The high number of pigs being processed isn't really significant until you make the connection between these practices and their effects on the environment, people, our society and the animals themselves. Bryan Walsh of TIME magazine visited a factory farm and was able to skillfully describe its many effects:
A pig is being raised in a confined pen, packed in so tightly with other swine that their curly tails have been chopped off so they won't bite one another. To prevent him from getting sick in such close quarters, he is dosed with antibiotics. The waste produced by the pig and his thousands of pen mates on the factory farm where they live goes into manure lagoons that blanket neighboring communities with air pollution and a stomach-churning stench. He's fed on American corn. He's fed on American corn that was grown with the help of government subsidies and millions of tons of chemical fertilizer. When the pig is slaughtered, at about 5 months of age, he'll become sausage or bacon that will sell cheap, feeding an American addiction to meat that has contributed to an obesity epidemic currently afflicting more than two-thirds of the population. And when the rains come, the excess fertilizer that coaxed so much corn from the ground will be washed into the Mississippi River and down into the Gulf of Mexico, where it will help kill fish for miles and miles around. That's the state of your bacon - circa 2009.

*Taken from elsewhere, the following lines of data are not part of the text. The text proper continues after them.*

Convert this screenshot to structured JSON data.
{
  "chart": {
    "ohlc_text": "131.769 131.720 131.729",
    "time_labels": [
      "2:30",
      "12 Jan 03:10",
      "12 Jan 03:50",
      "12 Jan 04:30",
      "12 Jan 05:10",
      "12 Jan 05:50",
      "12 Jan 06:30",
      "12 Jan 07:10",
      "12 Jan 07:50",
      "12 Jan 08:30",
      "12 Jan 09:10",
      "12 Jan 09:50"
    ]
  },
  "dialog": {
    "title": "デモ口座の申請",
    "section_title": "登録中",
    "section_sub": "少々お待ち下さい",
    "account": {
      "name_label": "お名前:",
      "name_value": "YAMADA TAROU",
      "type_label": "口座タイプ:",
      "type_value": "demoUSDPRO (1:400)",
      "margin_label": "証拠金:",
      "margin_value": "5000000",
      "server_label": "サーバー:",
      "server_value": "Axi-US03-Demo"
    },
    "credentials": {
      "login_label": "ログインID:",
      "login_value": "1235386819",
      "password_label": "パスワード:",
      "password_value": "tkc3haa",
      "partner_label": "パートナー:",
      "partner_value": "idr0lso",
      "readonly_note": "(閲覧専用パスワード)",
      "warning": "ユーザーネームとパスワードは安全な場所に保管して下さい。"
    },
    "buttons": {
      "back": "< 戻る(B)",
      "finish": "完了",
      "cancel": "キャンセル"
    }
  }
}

The practice of factory farming should bother us on many levels. We know that God loves all creation, even the animals. He works to preserve it and wants all life to flourish. He has asked us to benevolently steward creation in a way that honors and glorifies Him. Treating living things as inanimate objects oversteps the bounds of stewardship. We have the right to use animals for food, but we don't have the right to act in cruel, cavalier ways toward God's creation or inflict unnecessary suffering on any living creature.
These practices run deeper than just animal rights. They deeply damage the environment and harm people. The 10 billion animals processed in America every year affect the quality of our air, rivers and streams. According to the EPA, the agriculture and meat industries contribute to nearly three-quarters of all our water-quality problems. People are also affected. The fatty meat produced from these practices promote obesity and affect global hunger issues. Over 800 million people in the world are hungry or malnourished. The majority of corn and soy our world produces now goes to feed cattle, pigs and chickens.

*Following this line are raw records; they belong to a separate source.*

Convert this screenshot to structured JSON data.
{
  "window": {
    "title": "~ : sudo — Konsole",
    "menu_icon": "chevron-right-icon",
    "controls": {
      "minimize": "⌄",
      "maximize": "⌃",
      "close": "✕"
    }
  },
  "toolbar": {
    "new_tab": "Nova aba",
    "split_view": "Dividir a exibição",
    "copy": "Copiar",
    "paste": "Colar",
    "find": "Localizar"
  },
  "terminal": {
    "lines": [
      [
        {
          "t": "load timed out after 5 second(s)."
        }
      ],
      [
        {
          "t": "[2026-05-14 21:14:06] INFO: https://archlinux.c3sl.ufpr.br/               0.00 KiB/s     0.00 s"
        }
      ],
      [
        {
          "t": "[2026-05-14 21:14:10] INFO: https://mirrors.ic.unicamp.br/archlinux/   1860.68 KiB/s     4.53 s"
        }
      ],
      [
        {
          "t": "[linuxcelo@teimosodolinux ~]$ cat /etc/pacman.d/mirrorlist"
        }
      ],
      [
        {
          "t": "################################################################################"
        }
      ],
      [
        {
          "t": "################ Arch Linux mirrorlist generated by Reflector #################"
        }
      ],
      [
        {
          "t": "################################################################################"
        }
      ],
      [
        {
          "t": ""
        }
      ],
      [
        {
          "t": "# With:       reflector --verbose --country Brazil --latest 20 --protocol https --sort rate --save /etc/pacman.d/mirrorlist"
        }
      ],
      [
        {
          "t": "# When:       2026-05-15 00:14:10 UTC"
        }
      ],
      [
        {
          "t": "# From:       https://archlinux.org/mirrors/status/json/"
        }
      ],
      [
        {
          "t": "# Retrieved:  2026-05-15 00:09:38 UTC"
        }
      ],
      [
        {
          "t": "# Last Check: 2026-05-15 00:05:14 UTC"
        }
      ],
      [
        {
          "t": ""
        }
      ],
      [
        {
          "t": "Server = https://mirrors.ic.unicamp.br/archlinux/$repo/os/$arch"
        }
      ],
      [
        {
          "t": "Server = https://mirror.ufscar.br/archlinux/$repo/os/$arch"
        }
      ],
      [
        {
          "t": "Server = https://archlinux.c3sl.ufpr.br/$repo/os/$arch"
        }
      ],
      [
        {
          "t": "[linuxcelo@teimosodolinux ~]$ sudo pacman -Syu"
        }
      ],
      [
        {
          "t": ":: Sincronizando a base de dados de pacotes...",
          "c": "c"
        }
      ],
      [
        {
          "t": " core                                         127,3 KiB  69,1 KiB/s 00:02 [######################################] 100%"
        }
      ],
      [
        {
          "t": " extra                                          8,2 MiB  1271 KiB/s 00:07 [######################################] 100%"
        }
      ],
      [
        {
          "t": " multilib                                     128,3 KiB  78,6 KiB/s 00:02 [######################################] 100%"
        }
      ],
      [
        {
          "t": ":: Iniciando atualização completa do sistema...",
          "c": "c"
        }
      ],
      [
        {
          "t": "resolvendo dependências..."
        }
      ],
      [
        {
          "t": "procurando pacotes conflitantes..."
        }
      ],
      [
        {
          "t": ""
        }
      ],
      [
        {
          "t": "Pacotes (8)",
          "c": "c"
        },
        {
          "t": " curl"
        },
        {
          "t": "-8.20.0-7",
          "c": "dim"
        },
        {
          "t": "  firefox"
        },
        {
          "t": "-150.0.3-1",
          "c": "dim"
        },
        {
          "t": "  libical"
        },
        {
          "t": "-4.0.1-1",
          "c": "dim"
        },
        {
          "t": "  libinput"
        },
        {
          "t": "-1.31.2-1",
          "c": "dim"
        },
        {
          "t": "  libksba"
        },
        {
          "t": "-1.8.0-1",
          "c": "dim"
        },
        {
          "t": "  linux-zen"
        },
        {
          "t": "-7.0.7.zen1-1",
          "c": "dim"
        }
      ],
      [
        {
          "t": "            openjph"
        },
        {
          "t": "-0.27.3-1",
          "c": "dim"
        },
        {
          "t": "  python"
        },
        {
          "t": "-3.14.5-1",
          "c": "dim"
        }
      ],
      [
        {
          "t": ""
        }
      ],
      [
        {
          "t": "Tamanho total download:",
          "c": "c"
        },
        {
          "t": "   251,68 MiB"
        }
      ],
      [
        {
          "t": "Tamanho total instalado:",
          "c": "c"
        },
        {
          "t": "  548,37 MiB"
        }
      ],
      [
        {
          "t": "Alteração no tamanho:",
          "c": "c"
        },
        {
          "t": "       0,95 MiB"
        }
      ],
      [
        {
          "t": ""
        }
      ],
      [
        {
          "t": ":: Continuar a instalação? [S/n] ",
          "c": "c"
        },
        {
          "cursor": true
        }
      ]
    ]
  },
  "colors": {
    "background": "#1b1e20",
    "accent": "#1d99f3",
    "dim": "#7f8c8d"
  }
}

Americans can and should do better. The divine plan doesn't require vegetarianism or the abolition of meat, but factory farming isn't a good practice and our addiction to meat only complicates things. The Apostle Paul said that everything we do - even our eating habits - should glorify God (1 Corinthians 10:31). This means reforming our current system and implementing a healthier balance of foods, including more of the many wonderful fruits and vegetables God has given us, into our diets. Over-consumption of meat is not unlike our relentless pursuit of technology, toys and money. God's plan beckons us to become Christ-centered, people-loving consumers.